“Yes—that is, it might have been Mr. Angleside—Lord Scatterbeigh’s son—he was here, too.”
“Oh,” said Mrs. Goddard, “perhaps it was.”
“Mamma,” asked little Nellie, “what is Laws Catterbay?”
“A peer, darling.”
“Like the one at Brighton, mamma, with a band?”
“No, child,” answered the mother laughing. “P, double E, R, peer—a rich gentleman.”
“Like poor papa then?” inquired the irrepressible Eleanor.
Mrs. Goddard turned pale and pressed the little girl close to her side, leaning down to whisper in her ear.

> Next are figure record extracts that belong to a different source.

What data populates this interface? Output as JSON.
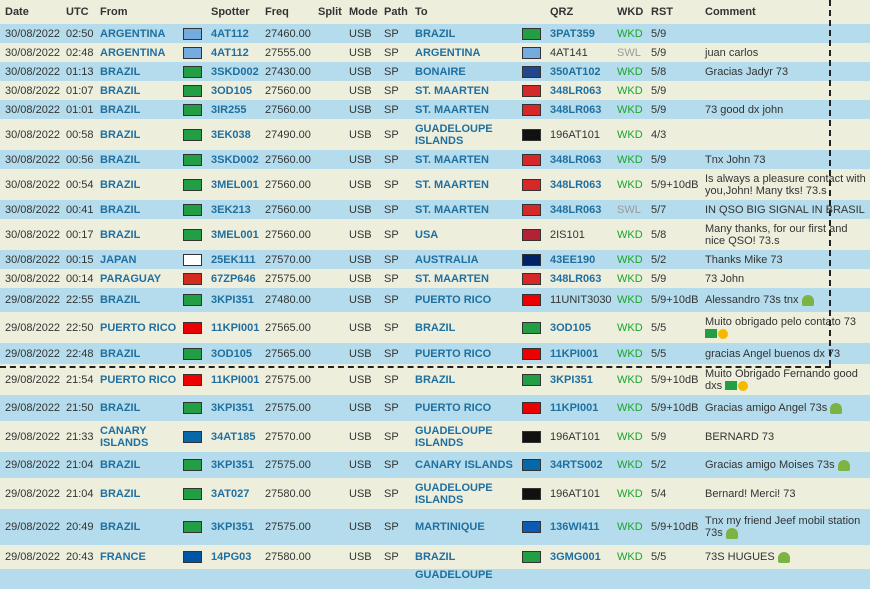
{
  "headers": [
    "Date",
    "UTC",
    "From",
    "",
    "Spotter",
    "Freq",
    "Split",
    "Mode",
    "Path",
    "To",
    "",
    "QRZ",
    "WKD",
    "RST",
    "Comment"
  ],
  "flag_colors": {
    "AR": "#74acdf",
    "BR": "#229e45",
    "BQ": "#21468b",
    "SX": "#d62828",
    "US": "#b22234",
    "JP": "#ffffff",
    "AU": "#012169",
    "PY": "#d52b1e",
    "PR": "#ed0000",
    "IC": "#0768a9",
    "FR": "#0055a4",
    "MQ": "#0c5ab4",
    "GP": "#111111"
  },
  "rows": [
    {
      "h": 19,
      "bg": "blue",
      "date": "30/08/2022",
      "utc": "02:50",
      "from": "ARGENTINA",
      "from_flag": "AR",
      "spotter": "4AT112",
      "freq": "27460.00",
      "split": "",
      "mode": "USB",
      "path": "SP",
      "to": "BRAZIL",
      "to_flag": "BR",
      "qrz": "3PAT359",
      "qrz_bold": true,
      "wkd": "WKD",
      "rst": "5/9",
      "comment": ""
    },
    {
      "h": 19,
      "bg": "cream",
      "date": "30/08/2022",
      "utc": "02:48",
      "from": "ARGENTINA",
      "from_flag": "AR",
      "spotter": "4AT112",
      "freq": "27555.00",
      "split": "",
      "mode": "USB",
      "path": "SP",
      "to": "ARGENTINA",
      "to_flag": "AR",
      "qrz": "4AT141",
      "qrz_bold": false,
      "wkd": "SWL",
      "rst": "5/9",
      "comment": "juan carlos"
    },
    {
      "h": 19,
      "bg": "blue",
      "date": "30/08/2022",
      "utc": "01:13",
      "from": "BRAZIL",
      "from_flag": "BR",
      "spotter": "3SKD002",
      "freq": "27430.00",
      "split": "",
      "mode": "USB",
      "path": "SP",
      "to": "BONAIRE",
      "to_flag": "BQ",
      "qrz": "350AT102",
      "qrz_bold": true,
      "wkd": "WKD",
      "rst": "5/8",
      "comment": "Gracias Jadyr 73"
    },
    {
      "h": 19,
      "bg": "cream",
      "date": "30/08/2022",
      "utc": "01:07",
      "from": "BRAZIL",
      "from_flag": "BR",
      "spotter": "3OD105",
      "freq": "27560.00",
      "split": "",
      "mode": "USB",
      "path": "SP",
      "to": "ST. MAARTEN",
      "to_flag": "SX",
      "qrz": "348LR063",
      "qrz_bold": true,
      "wkd": "WKD",
      "rst": "5/9",
      "comment": ""
    },
    {
      "h": 19,
      "bg": "blue",
      "date": "30/08/2022",
      "utc": "01:01",
      "from": "BRAZIL",
      "from_flag": "BR",
      "spotter": "3IR255",
      "freq": "27560.00",
      "split": "",
      "mode": "USB",
      "path": "SP",
      "to": "ST. MAARTEN",
      "to_flag": "SX",
      "qrz": "348LR063",
      "qrz_bold": true,
      "wkd": "WKD",
      "rst": "5/9",
      "comment": "73 good dx john"
    },
    {
      "h": 31,
      "bg": "cream",
      "date": "30/08/2022",
      "utc": "00:58",
      "from": "BRAZIL",
      "from_flag": "BR",
      "spotter": "3EK038",
      "freq": "27490.00",
      "split": "",
      "mode": "USB",
      "path": "SP",
      "to": "GUADELOUPE ISLANDS",
      "to_flag": "GP",
      "qrz": "196AT101",
      "qrz_bold": false,
      "wkd": "WKD",
      "rst": "4/3",
      "comment": ""
    },
    {
      "h": 19,
      "bg": "blue",
      "date": "30/08/2022",
      "utc": "00:56",
      "from": "BRAZIL",
      "from_flag": "BR",
      "spotter": "3SKD002",
      "freq": "27560.00",
      "split": "",
      "mode": "USB",
      "path": "SP",
      "to": "ST. MAARTEN",
      "to_flag": "SX",
      "qrz": "348LR063",
      "qrz_bold": true,
      "wkd": "WKD",
      "rst": "5/9",
      "comment": "Tnx John 73"
    },
    {
      "h": 31,
      "bg": "cream",
      "date": "30/08/2022",
      "utc": "00:54",
      "from": "BRAZIL",
      "from_flag": "BR",
      "spotter": "3MEL001",
      "freq": "27560.00",
      "split": "",
      "mode": "USB",
      "path": "SP",
      "to": "ST. MAARTEN",
      "to_flag": "SX",
      "qrz": "348LR063",
      "qrz_bold": true,
      "wkd": "WKD",
      "rst": "5/9+10dB",
      "comment": "Is always a pleasure contact with you,John! Many tks! 73.s"
    },
    {
      "h": 19,
      "bg": "blue",
      "date": "30/08/2022",
      "utc": "00:41",
      "from": "BRAZIL",
      "from_flag": "BR",
      "spotter": "3EK213",
      "freq": "27560.00",
      "split": "",
      "mode": "USB",
      "path": "SP",
      "to": "ST. MAARTEN",
      "to_flag": "SX",
      "qrz": "348LR063",
      "qrz_bold": true,
      "wkd": "SWL",
      "rst": "5/7",
      "comment": "IN QSO BIG SIGNAL IN BRASIL"
    },
    {
      "h": 31,
      "bg": "cream",
      "date": "30/08/2022",
      "utc": "00:17",
      "from": "BRAZIL",
      "from_flag": "BR",
      "spotter": "3MEL001",
      "freq": "27560.00",
      "split": "",
      "mode": "USB",
      "path": "SP",
      "to": "USA",
      "to_flag": "US",
      "qrz": "2IS101",
      "qrz_bold": false,
      "wkd": "WKD",
      "rst": "5/8",
      "comment": "Many thanks, for our first and nice QSO! 73.s"
    },
    {
      "h": 19,
      "bg": "blue",
      "date": "30/08/2022",
      "utc": "00:15",
      "from": "JAPAN",
      "from_flag": "JP",
      "spotter": "25EK111",
      "freq": "27570.00",
      "split": "",
      "mode": "USB",
      "path": "SP",
      "to": "AUSTRALIA",
      "to_flag": "AU",
      "qrz": "43EE190",
      "qrz_bold": true,
      "wkd": "WKD",
      "rst": "5/2",
      "comment": "Thanks Mike 73"
    },
    {
      "h": 19,
      "bg": "cream",
      "date": "30/08/2022",
      "utc": "00:14",
      "from": "PARAGUAY",
      "from_flag": "PY",
      "spotter": "67ZP646",
      "freq": "27575.00",
      "split": "",
      "mode": "USB",
      "path": "SP",
      "to": "ST. MAARTEN",
      "to_flag": "SX",
      "qrz": "348LR063",
      "qrz_bold": true,
      "wkd": "WKD",
      "rst": "5/9",
      "comment": "73 John"
    },
    {
      "h": 24,
      "bg": "blue",
      "date": "29/08/2022",
      "utc": "22:55",
      "from": "BRAZIL",
      "from_flag": "BR",
      "spotter": "3KPI351",
      "freq": "27480.00",
      "split": "",
      "mode": "USB",
      "path": "SP",
      "to": "PUERTO RICO",
      "to_flag": "PR",
      "qrz": "11UNIT3030",
      "qrz_bold": false,
      "wkd": "WKD",
      "rst": "5/9+10dB",
      "comment": "Alessandro 73s tnx",
      "icon": "robot"
    },
    {
      "h": 31,
      "bg": "cream",
      "date": "29/08/2022",
      "utc": "22:50",
      "from": "PUERTO RICO",
      "from_flag": "PR",
      "spotter": "11KPI001",
      "freq": "27565.00",
      "split": "",
      "mode": "USB",
      "path": "SP",
      "to": "BRAZIL",
      "to_flag": "BR",
      "qrz": "3OD105",
      "qrz_bold": true,
      "wkd": "WKD",
      "rst": "5/5",
      "comment": "Muito obrigado pelo contato 73",
      "icon": "flag-thumb"
    },
    {
      "h": 21,
      "bg": "blue",
      "date": "29/08/2022",
      "utc": "22:48",
      "from": "BRAZIL",
      "from_flag": "BR",
      "spotter": "3OD105",
      "freq": "27565.00",
      "split": "",
      "mode": "USB",
      "path": "SP",
      "to": "PUERTO RICO",
      "to_flag": "PR",
      "qrz": "11KPI001",
      "qrz_bold": true,
      "wkd": "WKD",
      "rst": "5/5",
      "comment": "gracias Angel buenos dx 73"
    },
    {
      "h": 31,
      "bg": "cream",
      "date": "29/08/2022",
      "utc": "21:54",
      "from": "PUERTO RICO",
      "from_flag": "PR",
      "spotter": "11KPI001",
      "freq": "27575.00",
      "split": "",
      "mode": "USB",
      "path": "SP",
      "to": "BRAZIL",
      "to_flag": "BR",
      "qrz": "3KPI351",
      "qrz_bold": true,
      "wkd": "WKD",
      "rst": "5/9+10dB",
      "comment": "Muito Obrigado Fernando good dxs",
      "icon": "flag-thumb"
    },
    {
      "h": 26,
      "bg": "blue",
      "date": "29/08/2022",
      "utc": "21:50",
      "from": "BRAZIL",
      "from_flag": "BR",
      "spotter": "3KPI351",
      "freq": "27575.00",
      "split": "",
      "mode": "USB",
      "path": "SP",
      "to": "PUERTO RICO",
      "to_flag": "PR",
      "qrz": "11KPI001",
      "qrz_bold": true,
      "wkd": "WKD",
      "rst": "5/9+10dB",
      "comment": "Gracias amigo Angel 73s",
      "icon": "robot"
    },
    {
      "h": 31,
      "bg": "cream",
      "date": "29/08/2022",
      "utc": "21:33",
      "from": "CANARY ISLANDS",
      "from_flag": "IC",
      "spotter": "34AT185",
      "freq": "27570.00",
      "split": "",
      "mode": "USB",
      "path": "SP",
      "to": "GUADELOUPE ISLANDS",
      "to_flag": "GP",
      "qrz": "196AT101",
      "qrz_bold": false,
      "wkd": "WKD",
      "rst": "5/9",
      "comment": "BERNARD 73"
    },
    {
      "h": 26,
      "bg": "blue",
      "date": "29/08/2022",
      "utc": "21:04",
      "from": "BRAZIL",
      "from_flag": "BR",
      "spotter": "3KPI351",
      "freq": "27575.00",
      "split": "",
      "mode": "USB",
      "path": "SP",
      "to": "CANARY ISLANDS",
      "to_flag": "IC",
      "qrz": "34RTS002",
      "qrz_bold": true,
      "wkd": "WKD",
      "rst": "5/2",
      "comment": "Gracias amigo Moises 73s",
      "icon": "robot"
    },
    {
      "h": 31,
      "bg": "cream",
      "date": "29/08/2022",
      "utc": "21:04",
      "from": "BRAZIL",
      "from_flag": "BR",
      "spotter": "3AT027",
      "freq": "27580.00",
      "split": "",
      "mode": "USB",
      "path": "SP",
      "to": "GUADELOUPE ISLANDS",
      "to_flag": "GP",
      "qrz": "196AT101",
      "qrz_bold": false,
      "wkd": "WKD",
      "rst": "5/4",
      "comment": "Bernard! Merci! 73"
    },
    {
      "h": 36,
      "bg": "blue",
      "date": "29/08/2022",
      "utc": "20:49",
      "from": "BRAZIL",
      "from_flag": "BR",
      "spotter": "3KPI351",
      "freq": "27575.00",
      "split": "",
      "mode": "USB",
      "path": "SP",
      "to": "MARTINIQUE",
      "to_flag": "MQ",
      "qrz": "136WI411",
      "qrz_bold": true,
      "wkd": "WKD",
      "rst": "5/9+10dB",
      "comment": "Tnx my friend Jeef mobil station 73s",
      "icon": "robot"
    },
    {
      "h": 24,
      "bg": "cream",
      "date": "29/08/2022",
      "utc": "20:43",
      "from": "FRANCE",
      "from_flag": "FR",
      "spotter": "14PG03",
      "freq": "27580.00",
      "split": "",
      "mode": "USB",
      "path": "SP",
      "to": "BRAZIL",
      "to_flag": "BR",
      "qrz": "3GMG001",
      "qrz_bold": true,
      "wkd": "WKD",
      "rst": "5/5",
      "comment": "73S HUGUES",
      "icon": "robot"
    }
  ],
  "partial_row": {
    "to": "GUADELOUPE"
  }
}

“You must not ask foolish questions, darling—I will tell you by and by.”
“Papa was a rich gentleman,” objected the child.
Mrs. Goddard looked at Mrs. Ambrose, and the ready tears came into her eyes. The vicar’s wife smiled kindly and took little Nellie by the hand.
“Come, dear,” she said in the motherly tone that was natural to her when she was not receiving visitors. “Come and see the garden and you can play with Carlo.”
“Can’t I see Laws Catterbay, too?” asked the little girl rather wistfully.
“Carlo is a great, big, brown dog,” said Mrs. Ambrose, leading the child out into the garden, while Mrs. Goddard followed close behind. Before they had gone far they came upon the vicar, arrayed in an old coat, his hands thrust into a pair of gigantic gardening gloves and a battered old felt hat upon his head. Mrs. Goddard had felt rather uncomfortable in the impressive society of Mrs. Ambrose and the sight of the vicar’s genial face was reassuring in the extreme. She was not disappointed, for he immediately relieved the situation by asking all manner of kindly questions, interspersed with remarks upon his garden, while Mrs. Ambrose introduced little Nellie to the acquaintance of Carlo who had not seen so pretty a little girl for many a day, and capered and wagged his feathery tail in a manner most unseemly for so clerical a dog.
So it came about that Mrs. Goddard established herself at Billingsfield and made her first visit to the vicarage. After that the ice was broken and things went on smoothly enough. Mrs. Ambrose’s hints concerning foreign blood, and her husband’s invariable remonstrance to the effect that she ought to be more charitable, grew more and more rare as time went on, and finally ceased altogether. Mrs. Goddard became a regular institution, and ceased to astonish the inhabitants. Mr. Thomas Reid, the sexton, was heard to remark from time to time that he “didn’t hold with th’m newfangle fashins in dress;” but he was a regular old conservative, and most people agreed with Mr. Abraham Boosey of the Duke’s Head, who had often been to London, and who said she did “look just A one, slap up, she did!”